Carrigogunnell castle was chosen as it was a location where a young Frank McCourt ventured and wrote about in his Pulitzer Prize-winning 'Angela's Ashes' which accounts for his life growing up in Limerick in the last century.
Before Ellen returned to the US, McCourt's brothers Malachy, Michael and Alphie decided to delay casting their brother to the wind and river until a later date.
"We were going to do it in Carrigogunnell, but Ellen had to leave so we are postponing that," Malachy said.
On Thursday, the brothers and Ellen returned to Limerick to unveil a bust of the former school teacher outside his old national school which has since become an art venue. "We have given some of Frank's ashes to Una Heaton who organised the whole event at the Leamy Art Gallery.

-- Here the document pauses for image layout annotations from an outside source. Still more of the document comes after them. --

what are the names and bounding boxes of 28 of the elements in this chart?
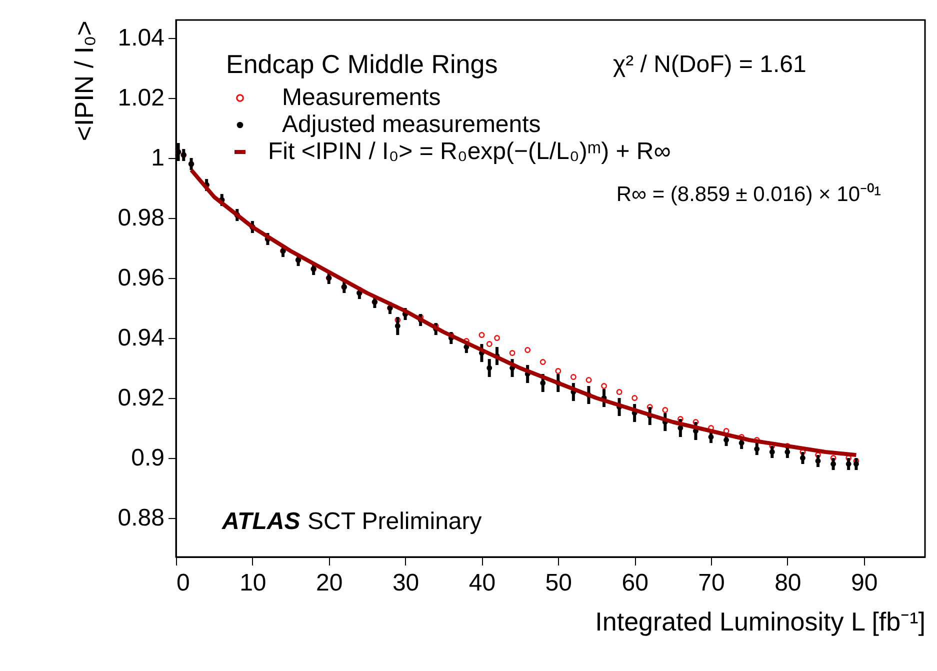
y-tick-label: 0.88 (118, 504, 164, 532)
x-tick-label: 0 (176, 570, 190, 596)
y-tick-label: 0.92 (118, 384, 164, 412)
x-tick-label: 60 (622, 570, 648, 596)
y-tick-label: 0.98 (118, 204, 164, 232)
text: χ² / N(DoF) = 1.61 (613, 51, 806, 78)
y-tick-label: 1 (151, 144, 164, 172)
x-tick-label: 90 (851, 570, 878, 596)
x-tick-label: 40 (468, 570, 496, 596)
x-tick-label: 10 (240, 570, 266, 596)
y-tick-label: 0.96 (118, 264, 164, 292)
annotation: R∞ = (8.859 ± 0.016) × 10⁻⁰¹ (616, 183, 881, 206)
legend-label: Measurements (282, 84, 441, 111)
x-tick-label: 20 (316, 570, 343, 596)
annotation: ATLAS SCT Preliminary (221, 508, 482, 535)
x-tick-label: 30 (392, 570, 420, 596)
x-tick-label: 50 (545, 570, 572, 596)
y-tick-label: 1.02 (118, 84, 164, 112)
y-tick-label: 0.9 (131, 444, 164, 472)
legend-label: Adjusted measurements (282, 111, 541, 138)
y-tick-label: 0.94 (118, 324, 164, 352)
y-axis-title: <IPIN / I₀> (68, 20, 99, 142)
x-tick-label: 80 (774, 570, 802, 596)
y-tick-label: 1.04 (118, 24, 164, 52)
x-axis-title: Integrated Luminosity L [fb⁻¹] (595, 606, 926, 636)
x-tick-label: 70 (698, 570, 725, 596)
legend-label: Fit <IPIN / I₀> = R₀exp(−(L/L₀)ᵐ) + R∞ (268, 138, 671, 165)
text: Endcap C Middle Rings (226, 49, 498, 79)
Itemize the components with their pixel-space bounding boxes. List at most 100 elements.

"So if you want to visit Frank, you can go up there," Malachy said.
"In the meantime, we will be holding on to the ashes -- we were thinking that Iceland might need some more ashes so we'll contribute them," he joked.
No date has yet been fixed for the McCourts return to Shannonside to fulfil the author's request to "pollute the Shannon" with his ashes.
Malachy encouraged all who wanted to remember the Limerick man to read his books.
"That is how you will remember him. We now have to get on with our lives. There is a school being named after him in New York in September but we have to do our own things also," he said.